The World Economic Forum’s Future of Jobs Report lists many of the top capabilities that have been highlighted by researchers, institutions and management consultants for the past five years.
Instead of asking how many desks we need to support focus work and how many meeting rooms and informal ‘collaboration spaces’ we need for group activities,
let’s ask ourselves how we might purposefully compose and arrange different types of furniture, levels of enclosure, sightlines and pathways to support the development and expression of critical FOW behaviours.
I acknowledge this seems to be easier said than done! New workplace projects are often under time and budget constraint, and there is understandably a strong temptation to skip business needs analysis and go straight to concept and furniture selection. During a recent conversation with a colleague responsible for global workplace experience he shared an anecdote about a recent office refurbishment project-managed by an internal committee obsessed with design details rather than purpose.
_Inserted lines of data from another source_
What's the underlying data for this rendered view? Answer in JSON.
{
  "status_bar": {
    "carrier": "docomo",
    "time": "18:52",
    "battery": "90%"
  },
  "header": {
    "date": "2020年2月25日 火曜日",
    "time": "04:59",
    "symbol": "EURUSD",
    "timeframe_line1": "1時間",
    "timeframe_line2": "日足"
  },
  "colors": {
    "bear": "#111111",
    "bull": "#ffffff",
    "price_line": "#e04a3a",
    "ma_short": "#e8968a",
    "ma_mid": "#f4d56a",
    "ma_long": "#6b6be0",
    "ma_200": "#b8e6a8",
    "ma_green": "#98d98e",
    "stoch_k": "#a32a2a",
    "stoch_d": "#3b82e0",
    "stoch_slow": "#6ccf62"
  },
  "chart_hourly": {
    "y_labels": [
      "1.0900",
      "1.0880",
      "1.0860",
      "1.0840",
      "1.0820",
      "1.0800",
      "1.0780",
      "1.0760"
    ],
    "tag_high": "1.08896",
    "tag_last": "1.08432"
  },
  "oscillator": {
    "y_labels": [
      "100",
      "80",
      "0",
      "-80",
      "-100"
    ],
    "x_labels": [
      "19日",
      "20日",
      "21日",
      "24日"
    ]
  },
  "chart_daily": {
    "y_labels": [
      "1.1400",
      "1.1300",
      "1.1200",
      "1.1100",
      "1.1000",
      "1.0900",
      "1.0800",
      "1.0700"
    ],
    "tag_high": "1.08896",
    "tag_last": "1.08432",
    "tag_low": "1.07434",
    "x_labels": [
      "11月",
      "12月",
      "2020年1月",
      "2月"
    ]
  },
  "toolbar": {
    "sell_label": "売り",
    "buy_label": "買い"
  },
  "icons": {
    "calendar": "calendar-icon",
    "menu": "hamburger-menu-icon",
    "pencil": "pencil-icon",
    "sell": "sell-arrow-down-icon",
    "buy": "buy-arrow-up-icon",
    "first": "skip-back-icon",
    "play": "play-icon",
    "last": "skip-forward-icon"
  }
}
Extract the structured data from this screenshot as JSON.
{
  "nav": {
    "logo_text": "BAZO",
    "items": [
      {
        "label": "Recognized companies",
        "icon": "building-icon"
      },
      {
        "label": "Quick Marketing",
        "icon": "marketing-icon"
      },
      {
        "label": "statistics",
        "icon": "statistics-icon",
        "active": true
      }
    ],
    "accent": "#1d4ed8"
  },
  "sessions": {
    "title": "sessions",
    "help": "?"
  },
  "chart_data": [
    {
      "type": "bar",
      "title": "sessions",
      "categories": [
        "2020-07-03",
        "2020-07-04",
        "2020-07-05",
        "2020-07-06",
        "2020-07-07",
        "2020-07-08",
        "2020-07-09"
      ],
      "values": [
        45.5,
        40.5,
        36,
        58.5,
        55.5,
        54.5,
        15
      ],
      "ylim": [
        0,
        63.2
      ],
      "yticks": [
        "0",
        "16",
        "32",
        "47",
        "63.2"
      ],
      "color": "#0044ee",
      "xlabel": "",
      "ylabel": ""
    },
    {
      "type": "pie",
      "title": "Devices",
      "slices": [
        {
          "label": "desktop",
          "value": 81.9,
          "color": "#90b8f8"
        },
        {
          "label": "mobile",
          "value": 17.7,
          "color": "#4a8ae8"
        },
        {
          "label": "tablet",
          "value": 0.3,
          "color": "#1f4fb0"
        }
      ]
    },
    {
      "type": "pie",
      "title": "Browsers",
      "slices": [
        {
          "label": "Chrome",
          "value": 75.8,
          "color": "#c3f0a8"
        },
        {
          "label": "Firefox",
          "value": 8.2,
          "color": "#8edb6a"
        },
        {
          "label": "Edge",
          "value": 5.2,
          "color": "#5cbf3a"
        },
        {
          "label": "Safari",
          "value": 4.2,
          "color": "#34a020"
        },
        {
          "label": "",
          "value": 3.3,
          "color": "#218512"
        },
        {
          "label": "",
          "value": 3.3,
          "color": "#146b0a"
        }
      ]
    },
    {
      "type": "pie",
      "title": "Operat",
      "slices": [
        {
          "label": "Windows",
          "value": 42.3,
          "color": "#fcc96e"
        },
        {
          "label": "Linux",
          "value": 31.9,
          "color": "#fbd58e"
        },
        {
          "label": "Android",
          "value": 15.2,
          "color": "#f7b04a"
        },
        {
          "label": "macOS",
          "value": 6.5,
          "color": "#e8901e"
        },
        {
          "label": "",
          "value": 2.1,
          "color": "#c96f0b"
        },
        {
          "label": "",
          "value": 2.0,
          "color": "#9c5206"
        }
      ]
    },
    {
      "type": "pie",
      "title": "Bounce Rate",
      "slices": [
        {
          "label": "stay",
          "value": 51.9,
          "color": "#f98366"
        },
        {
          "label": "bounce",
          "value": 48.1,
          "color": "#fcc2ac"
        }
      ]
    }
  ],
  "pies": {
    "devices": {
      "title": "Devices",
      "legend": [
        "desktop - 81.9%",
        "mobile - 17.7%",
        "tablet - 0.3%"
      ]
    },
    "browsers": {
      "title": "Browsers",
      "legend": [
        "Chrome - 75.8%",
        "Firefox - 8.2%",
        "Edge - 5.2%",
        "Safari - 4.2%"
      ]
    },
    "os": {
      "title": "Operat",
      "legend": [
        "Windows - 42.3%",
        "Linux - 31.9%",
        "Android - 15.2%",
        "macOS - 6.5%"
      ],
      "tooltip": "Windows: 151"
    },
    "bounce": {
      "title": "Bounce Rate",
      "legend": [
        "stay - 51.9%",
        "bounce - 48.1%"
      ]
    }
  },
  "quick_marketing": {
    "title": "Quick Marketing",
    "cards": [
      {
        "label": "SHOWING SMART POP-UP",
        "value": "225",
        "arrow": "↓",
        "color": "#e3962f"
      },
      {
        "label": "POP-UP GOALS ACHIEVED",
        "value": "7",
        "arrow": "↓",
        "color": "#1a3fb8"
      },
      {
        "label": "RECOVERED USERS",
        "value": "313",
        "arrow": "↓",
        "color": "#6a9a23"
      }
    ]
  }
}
Although the result was a “perfectly good looking design” the various settings and connector spaces lacked the ability to nudge behaviours intuitively in the desired direction.
We agreed that more effort needs to be directed towards developing a performance brief for the workplace to inform purposeful design for FOW behaviours.
Behaviour-driven design for purpose not for photography is even more important when office footprints are reducing.
Every square foot of space needs to justify its existence, its contribution to employee effectiveness and experience.
This requires us to precisely define the intended purpose of different spaces and settings, and translate this into a design that communicates its intent intuitively, without the need for instructions at the door or taped to the table.